Die wichtigste Aufgabe während des Drehens war es, sie durch unangenehme Gefühle hindurch zu führen und ihre Energie und Müdigkeit zu steuern. Deshalb entwickelten wir eine filmische Methode und eine Art der Inszenierung mit möglichst wenig Auflagen, bei denen sie die große Freiheit hatten, sich einer Situation angemessen zu bewegen und zu reden.
Ich muss zugeben, dass das kein einfacher Prozess war und ich danke der Produzentin für ihre aktive Partnerschaft und ihr Vertrauen, als ich diese künstlerische Methode vorschlug, die so verschieden ist vom klassischen Produktionsprozess.

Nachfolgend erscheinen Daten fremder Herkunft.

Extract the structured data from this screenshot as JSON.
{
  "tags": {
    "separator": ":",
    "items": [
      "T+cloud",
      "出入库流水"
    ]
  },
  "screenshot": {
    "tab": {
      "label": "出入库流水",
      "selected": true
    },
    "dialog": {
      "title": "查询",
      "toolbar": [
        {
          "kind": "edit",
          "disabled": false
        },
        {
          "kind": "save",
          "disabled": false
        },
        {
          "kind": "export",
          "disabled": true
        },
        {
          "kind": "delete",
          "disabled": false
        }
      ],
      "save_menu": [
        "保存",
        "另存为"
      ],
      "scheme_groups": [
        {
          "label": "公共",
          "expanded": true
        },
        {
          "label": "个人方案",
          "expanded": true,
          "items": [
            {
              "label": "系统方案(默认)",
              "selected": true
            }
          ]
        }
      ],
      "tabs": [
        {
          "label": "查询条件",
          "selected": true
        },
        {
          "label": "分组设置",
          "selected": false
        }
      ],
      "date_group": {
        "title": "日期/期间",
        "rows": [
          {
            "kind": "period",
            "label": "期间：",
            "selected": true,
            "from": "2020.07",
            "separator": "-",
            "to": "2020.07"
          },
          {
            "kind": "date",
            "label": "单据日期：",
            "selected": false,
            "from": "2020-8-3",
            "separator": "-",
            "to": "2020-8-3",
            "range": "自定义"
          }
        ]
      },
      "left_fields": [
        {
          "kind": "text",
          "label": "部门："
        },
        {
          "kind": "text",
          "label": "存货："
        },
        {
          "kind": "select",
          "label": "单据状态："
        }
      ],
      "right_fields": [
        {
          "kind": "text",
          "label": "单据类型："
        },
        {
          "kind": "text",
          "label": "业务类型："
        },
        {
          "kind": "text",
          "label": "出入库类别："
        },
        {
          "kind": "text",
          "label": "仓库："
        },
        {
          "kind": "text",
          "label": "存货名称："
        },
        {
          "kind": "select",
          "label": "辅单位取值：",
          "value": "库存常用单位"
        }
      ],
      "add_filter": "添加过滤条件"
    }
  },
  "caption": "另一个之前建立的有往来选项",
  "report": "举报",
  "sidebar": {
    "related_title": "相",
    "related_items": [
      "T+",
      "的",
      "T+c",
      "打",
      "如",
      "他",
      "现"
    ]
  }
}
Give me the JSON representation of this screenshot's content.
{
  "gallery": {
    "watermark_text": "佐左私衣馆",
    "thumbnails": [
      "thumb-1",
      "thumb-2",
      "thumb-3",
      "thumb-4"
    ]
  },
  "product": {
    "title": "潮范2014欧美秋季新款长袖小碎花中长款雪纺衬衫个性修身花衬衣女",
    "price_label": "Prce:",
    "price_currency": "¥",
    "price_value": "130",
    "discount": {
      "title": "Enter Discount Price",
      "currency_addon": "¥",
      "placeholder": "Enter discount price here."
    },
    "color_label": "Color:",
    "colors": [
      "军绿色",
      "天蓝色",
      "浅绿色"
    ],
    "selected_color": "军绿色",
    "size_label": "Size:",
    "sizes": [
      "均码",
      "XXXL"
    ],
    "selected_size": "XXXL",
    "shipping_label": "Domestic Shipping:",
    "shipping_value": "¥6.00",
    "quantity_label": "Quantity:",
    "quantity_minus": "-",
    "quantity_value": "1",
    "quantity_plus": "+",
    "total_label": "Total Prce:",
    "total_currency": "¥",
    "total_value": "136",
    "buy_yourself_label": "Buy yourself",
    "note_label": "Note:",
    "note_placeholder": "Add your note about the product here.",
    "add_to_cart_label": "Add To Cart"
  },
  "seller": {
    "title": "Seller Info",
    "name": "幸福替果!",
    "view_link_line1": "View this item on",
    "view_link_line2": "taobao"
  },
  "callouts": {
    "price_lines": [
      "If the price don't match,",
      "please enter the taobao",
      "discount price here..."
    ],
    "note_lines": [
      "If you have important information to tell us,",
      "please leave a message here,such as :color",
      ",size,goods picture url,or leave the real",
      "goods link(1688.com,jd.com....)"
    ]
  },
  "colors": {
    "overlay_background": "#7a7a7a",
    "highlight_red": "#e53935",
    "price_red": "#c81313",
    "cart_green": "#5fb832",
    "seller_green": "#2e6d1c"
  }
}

Was wollten Sie mit diesem besonderen kreativen Prozess erreichen?

Mein Ziel war es, eine fiktiv anmutende Geschichte, eine klassische Erzählung zu konstruieren, bei der die Zuschauer aber andauernd die Wahrhaftigkeit der Charaktere und die komplette Authentizität ihrer Gefühle wahrnimmt. Sie spüren zu lassen, dass es in Geschichte, die wir zeigen, Ehrlichkeit und Wirklichkeit steckt. Durch diese Genre-Hybridisierung wollte ich ausdrücken, dass wir alle einzigartig sind, dass wir alle außergewöhnliche Geschichten in uns tragen, unser Nachbar, der Bäcker um die Ecke. Im Alltagsleben, auch wenn es nicht sehen, stecken unendlichen Geschichten über die menschliche Verfassung. Wir müssen sie nur gute Beobachter sein und sie aufschreiben.

Der Film zeigt die Vorurteile, die auftauchen, wenn wir jemandem begegnen, der anders ist als wir. In einer Zeit, in der Rassismus im Mittelpunkt des Diskurses steht, scheint der Film etwas Hoffnung zu geben. Wäre dies eine zutreffende Beschreibung?

Europa ist divers, und wir haben keine andere Wahl, als uns diese außergewöhnliche Vielfalt anzusehen und zu erkennen, wie wir gleichberechtigte Beziehungen zueinander aufbauen können. Das ist das Hauptthema von SECHS TAGE UNTER STROM – UNTERWEGS IN BARCELONA und aus meiner Sicht auch das Hauptthema aller heutigen westlichen Gesellschaften. von den Arbeitern habe ich die politisch inkorrektesten Grausamkeiten über ihre marokkanischen, subsaharischen oder pakistanischen Kollegen gehört, die man sich nur vorstellen kann. Und es ist klar, dass es viel Rassismus gibt. Aber es ist auch wahr, dass in den politisch korrekten Kontexten mit mehr Mitteln und Macht ständig neue Ungleichheit durch strukturellen Rassismus geschaffen wird. Aber letztendlich sind die Arbeiter gezwungen, zusammenzuarbeiten, Hand in Hand. Und zum Glück reißt diese Situation viele Barrieren nieder.